Page MenuHomePhabricator

NEW BUG REPORT SSL certificate verification error when using internal API endpoints from conda-analytics and Jupyter on stat host
Closed, ResolvedPublicBUG REPORT

Description

Data Platform Engineering Bug Report or Data Problem Form.

Please fill out the following

Please ensure you set priority

What kind of problem are you reporting?
  • Access related problem
  • Service related problem
  • Data related problem
For an access related problem
  • What is the system you are using? JupyterHub, conda-analytics, Jupyter notebook with Python kernel
  • What is the data or dashboard you are unable to access? Please include links and screenshots where applicable.
  • What is your ldap user name? bearloga
For a service related problem:
What is the nature of the issue?

Continuing from Slack discussion about internal API and my Python usage notes where @Clement_Goubert shared that verify=False because the certificate is internally valid. However, this results in SSL certificate verification error.

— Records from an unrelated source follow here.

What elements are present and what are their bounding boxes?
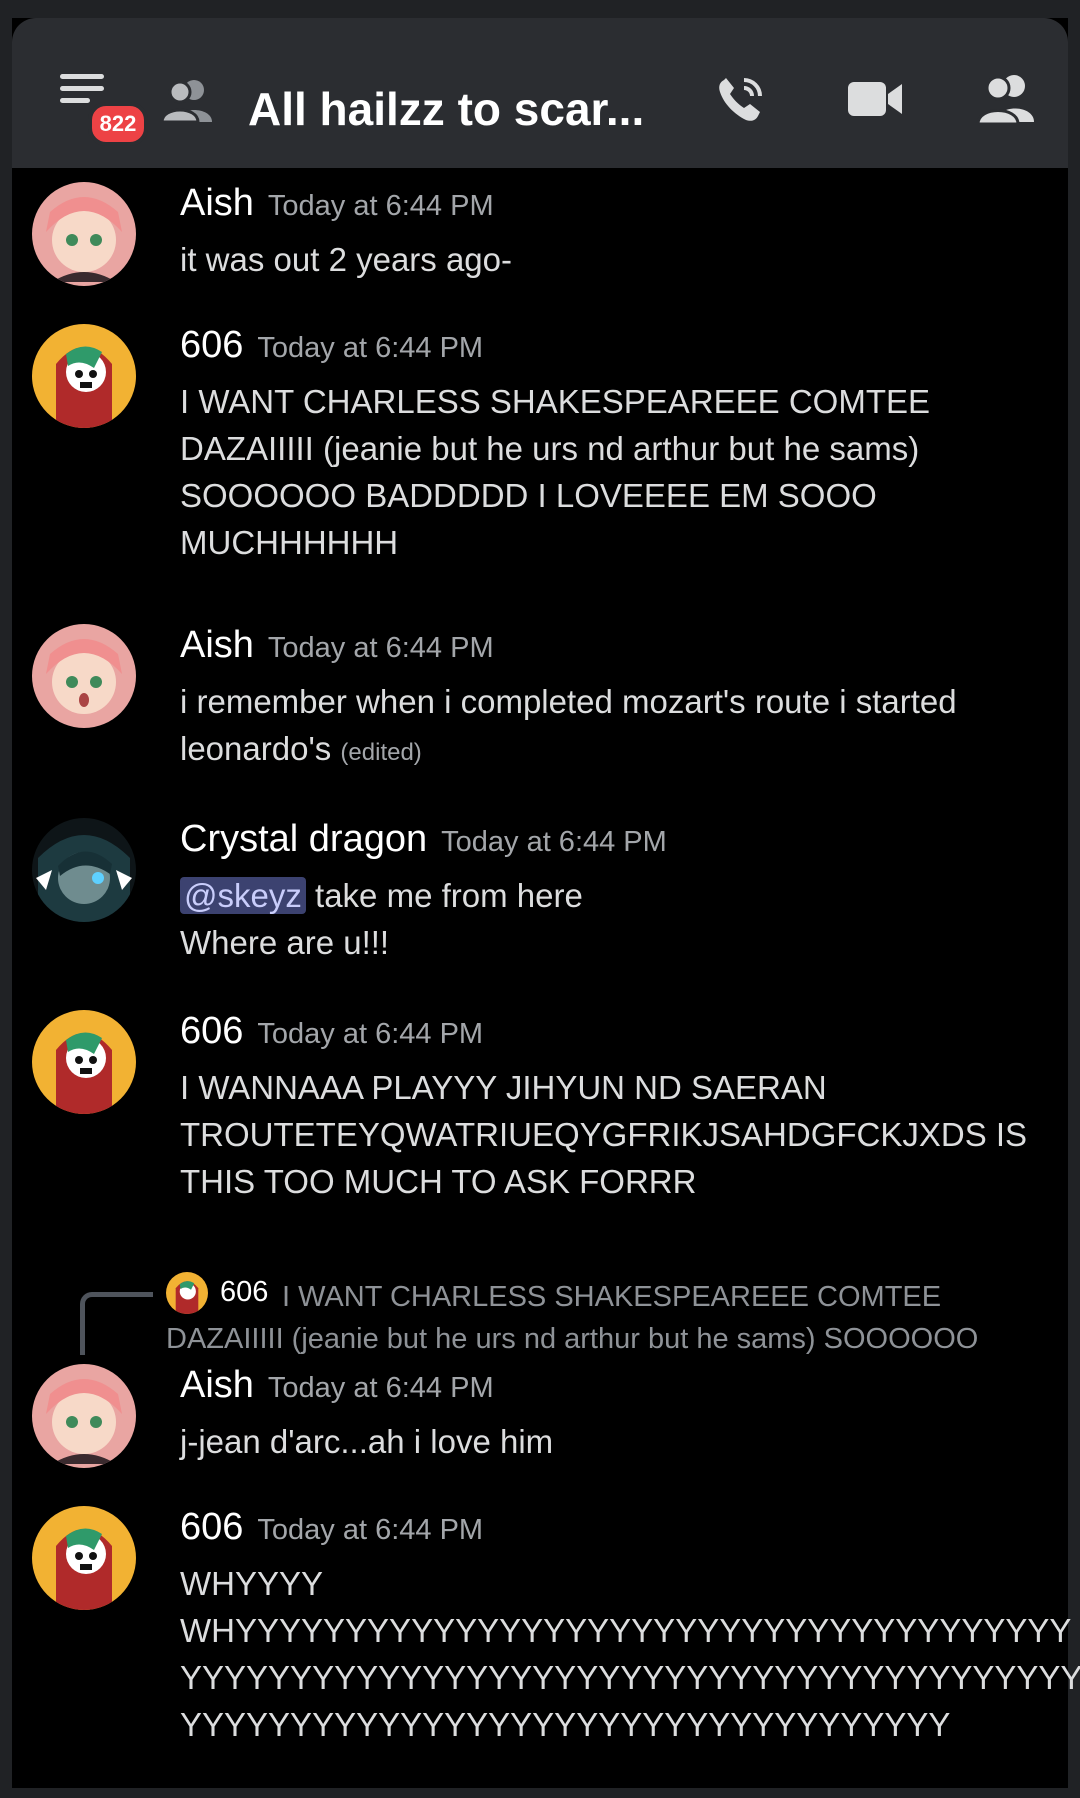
message-line: THIS TOO MUCH TO ASK FORRR xyxy=(180,1163,697,1200)
message-author[interactable]: Aish xyxy=(180,624,254,666)
avatar-606[interactable] xyxy=(32,1506,136,1610)
message-content: I WANNAAA PLAYYY JIHYUN ND SAERAN TROUTE… xyxy=(180,1064,1060,1205)
message-line: SOOOOOO BADDDDD I LOVEEEE EM SOOO xyxy=(180,477,877,514)
group-dm-icon xyxy=(160,80,212,124)
message-timestamp: Today at 6:44 PM xyxy=(257,1018,484,1050)
reply-excerpt: I WANT CHARLESS SHAKESPEAREEE COMTEE DAZ… xyxy=(166,1276,1046,1360)
video-camera-icon[interactable] xyxy=(846,78,904,120)
avatar-606[interactable] xyxy=(32,324,136,428)
message-line: YYYYYYYYYYYYYYYYYYYYYYYYYYYYYYYYYYYYYYYY… xyxy=(180,1659,1080,1696)
message-content: @skeyz take me from here Where are u!!! xyxy=(180,872,1060,966)
message-timestamp: Today at 6:44 PM xyxy=(257,1514,484,1546)
message-line: it was out 2 years ago- xyxy=(180,241,512,278)
message-author[interactable]: 606 xyxy=(180,324,243,366)
reply-preview[interactable]: 606 I WANT CHARLESS SHAKESPEAREEE COMTEE… xyxy=(12,1272,1068,1355)
phone-call-icon[interactable] xyxy=(714,72,768,126)
message-timestamp: Today at 6:44 PM xyxy=(267,1372,494,1404)
message-content: j-jean d'arc...ah i love him xyxy=(180,1418,1060,1465)
message-line: I WANT CHARLESS SHAKESPEAREEE COMTEE xyxy=(180,383,931,420)
channel-header: 822 All hailzz to scar... xyxy=(12,18,1068,168)
message-line: j-jean d'arc...ah i love him xyxy=(180,1423,554,1460)
reply-line: I WANT CHARLESS SHAKESPEAREEE COMTEE xyxy=(282,1281,942,1313)
message-author[interactable]: Crystal dragon xyxy=(180,818,427,860)
message-content: it was out 2 years ago- xyxy=(180,236,1060,283)
message-line: YYYYYYYYYYYYYYYYYYYYYYYYYYYYYYYYYYY xyxy=(180,1706,951,1743)
avatar-aish[interactable] xyxy=(32,624,136,728)
message-line: WHYYYY xyxy=(180,1565,324,1602)
message-line: take me from here xyxy=(315,877,583,914)
user-mention[interactable]: @skeyz xyxy=(180,877,306,914)
message-line: Where are u!!! xyxy=(180,924,390,961)
edited-marker: (edited) xyxy=(340,739,422,766)
message-timestamp: Today at 6:44 PM xyxy=(267,190,494,222)
avatar-aish[interactable] xyxy=(32,1364,136,1468)
notification-badge: 822 xyxy=(88,102,148,146)
message-content: WHYYYY WHYYYYYYYYYYYYYYYYYYYYYYYYYYYYYYY… xyxy=(180,1560,1080,1748)
member-list-icon[interactable] xyxy=(976,72,1036,126)
hamburger-menu-icon[interactable]: 822 xyxy=(60,74,148,146)
frame-edge-right xyxy=(1068,0,1080,1798)
message-line: leonardo's xyxy=(180,730,332,767)
avatar-aish[interactable] xyxy=(32,182,136,286)
message-author[interactable]: 606 xyxy=(180,1506,243,1548)
avatar-606[interactable] xyxy=(32,1010,136,1114)
message-line: WHYYYYYYYYYYYYYYYYYYYYYYYYYYYYYYYYYYYYYY xyxy=(180,1612,1072,1649)
message-timestamp: Today at 6:44 PM xyxy=(441,826,667,858)
reply-line: DAZAIIIII (jeanie but he urs nd arthur b… xyxy=(166,1323,979,1355)
message-line: I WANNAAA PLAYYY JIHYUN ND SAERAN xyxy=(180,1069,827,1106)
message-author[interactable]: 606 xyxy=(180,1010,243,1052)
frame-edge-left xyxy=(0,0,12,1798)
channel-title: All hailzz to scar... xyxy=(248,83,645,135)
message-author[interactable]: Aish xyxy=(180,1364,254,1406)
message-line: DAZAIIIII (jeanie but he urs nd arthur b… xyxy=(180,430,920,467)
avatar-crystal-dragon[interactable] xyxy=(32,818,136,922)
message-line: MUCHHHHHH xyxy=(180,524,399,561)
message-content: i remember when i completed mozart's rou… xyxy=(180,678,1060,776)
message-timestamp: Today at 6:44 PM xyxy=(267,632,494,664)
message-line: i remember when i completed mozart's rou… xyxy=(180,683,957,720)
message-timestamp: Today at 6:44 PM xyxy=(257,332,484,364)
message-line: TROUTETEYQWATRIUEQYGFRIKJSAHDGFCKJXDS IS xyxy=(180,1116,1028,1153)
message-author[interactable]: Aish xyxy=(180,182,254,224)
bottom-edge xyxy=(0,1788,1080,1798)
reply-connector xyxy=(80,1292,153,1355)
status-strip xyxy=(0,0,1080,18)
message-content: I WANT CHARLESS SHAKESPEAREEE COMTEE DAZ… xyxy=(180,378,1060,566)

This also affects the ability to route mwapi Python package to use the internal endpoint (and gain the benefits enumerated in T300977#7700803).

curl -H 'Host: en.wikipedia.org' https://mw-api-int-ro.discovery.wmnet:4446/wiki/Special:BlankPage

works great, so they think it's this issue: https://stackoverflow.com/questions/34931378/certificate-verification-when-using-virtual-environments

What are the steps to reproduce the issue?

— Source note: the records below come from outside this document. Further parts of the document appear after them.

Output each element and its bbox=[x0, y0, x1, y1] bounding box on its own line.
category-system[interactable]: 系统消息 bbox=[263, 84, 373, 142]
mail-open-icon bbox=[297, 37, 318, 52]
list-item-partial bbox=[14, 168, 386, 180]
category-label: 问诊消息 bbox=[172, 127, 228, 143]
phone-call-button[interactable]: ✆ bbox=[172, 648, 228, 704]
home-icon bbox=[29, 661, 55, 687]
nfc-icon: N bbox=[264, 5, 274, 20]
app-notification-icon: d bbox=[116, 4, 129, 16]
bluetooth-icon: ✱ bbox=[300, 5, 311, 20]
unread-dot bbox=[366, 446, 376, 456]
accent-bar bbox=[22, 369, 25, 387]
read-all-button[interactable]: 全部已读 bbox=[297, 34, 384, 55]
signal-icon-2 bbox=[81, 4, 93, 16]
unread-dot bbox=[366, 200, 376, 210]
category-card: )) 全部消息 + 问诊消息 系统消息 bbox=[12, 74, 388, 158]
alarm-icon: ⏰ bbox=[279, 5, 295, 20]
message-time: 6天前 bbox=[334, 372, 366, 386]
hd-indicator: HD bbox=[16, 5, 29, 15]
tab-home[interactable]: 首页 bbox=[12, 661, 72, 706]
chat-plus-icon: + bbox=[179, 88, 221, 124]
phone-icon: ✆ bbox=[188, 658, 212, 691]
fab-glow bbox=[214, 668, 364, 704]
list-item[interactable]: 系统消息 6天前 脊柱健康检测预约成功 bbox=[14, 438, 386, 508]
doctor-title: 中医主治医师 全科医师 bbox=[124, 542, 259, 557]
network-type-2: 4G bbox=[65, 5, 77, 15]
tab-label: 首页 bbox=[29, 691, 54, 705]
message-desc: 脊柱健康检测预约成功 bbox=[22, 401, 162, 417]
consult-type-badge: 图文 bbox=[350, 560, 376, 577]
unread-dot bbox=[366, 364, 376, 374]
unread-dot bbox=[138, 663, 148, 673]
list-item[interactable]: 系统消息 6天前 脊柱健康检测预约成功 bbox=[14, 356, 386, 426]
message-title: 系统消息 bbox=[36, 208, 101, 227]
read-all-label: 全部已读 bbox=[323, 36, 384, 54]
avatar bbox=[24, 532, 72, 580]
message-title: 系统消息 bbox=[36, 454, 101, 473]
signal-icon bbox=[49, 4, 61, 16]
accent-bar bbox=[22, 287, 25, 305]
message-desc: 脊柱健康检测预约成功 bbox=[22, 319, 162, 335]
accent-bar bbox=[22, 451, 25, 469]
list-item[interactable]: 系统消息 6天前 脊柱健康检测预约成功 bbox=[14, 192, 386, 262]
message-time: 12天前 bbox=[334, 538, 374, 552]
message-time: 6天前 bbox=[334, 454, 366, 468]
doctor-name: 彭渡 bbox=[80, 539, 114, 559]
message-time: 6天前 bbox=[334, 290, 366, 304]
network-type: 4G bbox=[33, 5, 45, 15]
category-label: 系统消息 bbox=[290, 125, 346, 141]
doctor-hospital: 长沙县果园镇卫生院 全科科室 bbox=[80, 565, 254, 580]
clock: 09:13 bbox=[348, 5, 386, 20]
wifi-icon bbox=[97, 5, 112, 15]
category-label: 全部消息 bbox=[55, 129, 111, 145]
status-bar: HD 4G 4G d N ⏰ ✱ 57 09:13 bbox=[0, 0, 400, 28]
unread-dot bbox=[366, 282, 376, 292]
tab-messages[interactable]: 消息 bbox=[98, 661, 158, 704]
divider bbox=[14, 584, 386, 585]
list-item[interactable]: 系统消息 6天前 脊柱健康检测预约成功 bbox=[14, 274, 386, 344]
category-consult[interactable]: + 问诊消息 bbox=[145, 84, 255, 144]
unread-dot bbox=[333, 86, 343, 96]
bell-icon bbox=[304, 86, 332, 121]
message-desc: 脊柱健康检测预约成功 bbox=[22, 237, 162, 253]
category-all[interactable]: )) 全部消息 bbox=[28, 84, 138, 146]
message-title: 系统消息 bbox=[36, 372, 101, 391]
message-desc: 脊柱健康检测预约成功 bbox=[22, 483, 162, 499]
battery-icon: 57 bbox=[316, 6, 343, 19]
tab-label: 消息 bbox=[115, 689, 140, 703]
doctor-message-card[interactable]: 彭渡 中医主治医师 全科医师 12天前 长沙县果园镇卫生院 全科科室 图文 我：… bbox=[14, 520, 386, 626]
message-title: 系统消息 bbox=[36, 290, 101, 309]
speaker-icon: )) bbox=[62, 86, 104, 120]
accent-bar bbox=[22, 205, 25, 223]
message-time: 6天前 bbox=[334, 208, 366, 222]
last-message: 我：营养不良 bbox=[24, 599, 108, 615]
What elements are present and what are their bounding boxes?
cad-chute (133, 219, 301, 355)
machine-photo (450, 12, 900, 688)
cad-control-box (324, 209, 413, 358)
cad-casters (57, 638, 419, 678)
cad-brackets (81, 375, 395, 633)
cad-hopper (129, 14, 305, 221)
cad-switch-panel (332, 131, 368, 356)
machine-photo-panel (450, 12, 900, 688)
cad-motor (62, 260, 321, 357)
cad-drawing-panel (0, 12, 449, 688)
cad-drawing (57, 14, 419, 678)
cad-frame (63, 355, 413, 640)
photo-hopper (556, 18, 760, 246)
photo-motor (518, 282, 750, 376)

Run the following in a Jupyter notebook with Python kernel in a conda-analytics environment:

import requests

url = 'https://mw-api-int-ro.discovery.wmnet:4446/w/api.php'

headers = {'Host': 'en.wikipedia.org'}

payload = {
    'action': 'query',
    'prop': 'info',
    'titles': 'R_(programming_language)|Python_(programming_language)',
    'format': 'json'
}

resp = requests.get(url, headers=headers, params=payload).json()
What happens?
SSLCertVerificationError: [SSL: CERTIFICATE_VERIFY_FAILED] certificate verify failed: unable to get local issuer certificate (_ssl.c:1007)
What should happen instead?

No errors issuing the request to the internal API and receiving a successful response.

For the DE Team to fill out

Which systems does this effect?
  • Hive
  • Druid
  • Superset
  • Turnilo
  • WikiDumps
  • Wikistats
  • Airflow
  • HDFS
  • Goblin
  • Scqoop
  • Dashiki
  • DataHub
  • Spark
  • Jupyter
  • Modern Event Platform
  • Event Logging
  • Other
Impact Assessment:

Does this problem qualify as an incident?

  • Yes
  • No

Does this violate an SLO?

  • Yes
  • No
Value CalculatorRank
Will this improve the efficiency of a teams workflow?1-3
Does this have an effect of our Core Metrics?1-3
Does this align with our strategic goals?1-3
Is this a blocker for another team?1-3

Event Timeline

mpopov created this task.

Please could you try again with the following environment variable set?

export REQUESTS_CA_BUNDLE=/etc/ssl/certs/ca-certificates.crt

...or set it somehow in your notebook. Let us know if it makes a difference.

mpopov claimed this task.
import os

os.environ['REQUESTS_CA_BUNDLE'] = '/etc/ssl/certs/ca-certificates.crt'

works! Awesome, thank you so much! And I just confirmed this makes mwapi usable internally too.

I documented this at: https://meta.wikimedia.org/wiki/User:MPopov_(WMF)/Notes/Internal_API_requests#Python

Great! I'm glad it worked for you. It's frustrating that we still have to do it.

I remember seeing this first when we used anaconda-wmf here. T306197: Fix anaconda-wmf's setting of REQUESTS_CA_BUNDLE

There's got to be a way to fix it once and for all, but at least you have a workaround until then.

It wouldn't fix it for anything but conda-analytics but you could add that environment variable to /opt/conda-analytics/etc/profile.d/conda.sh?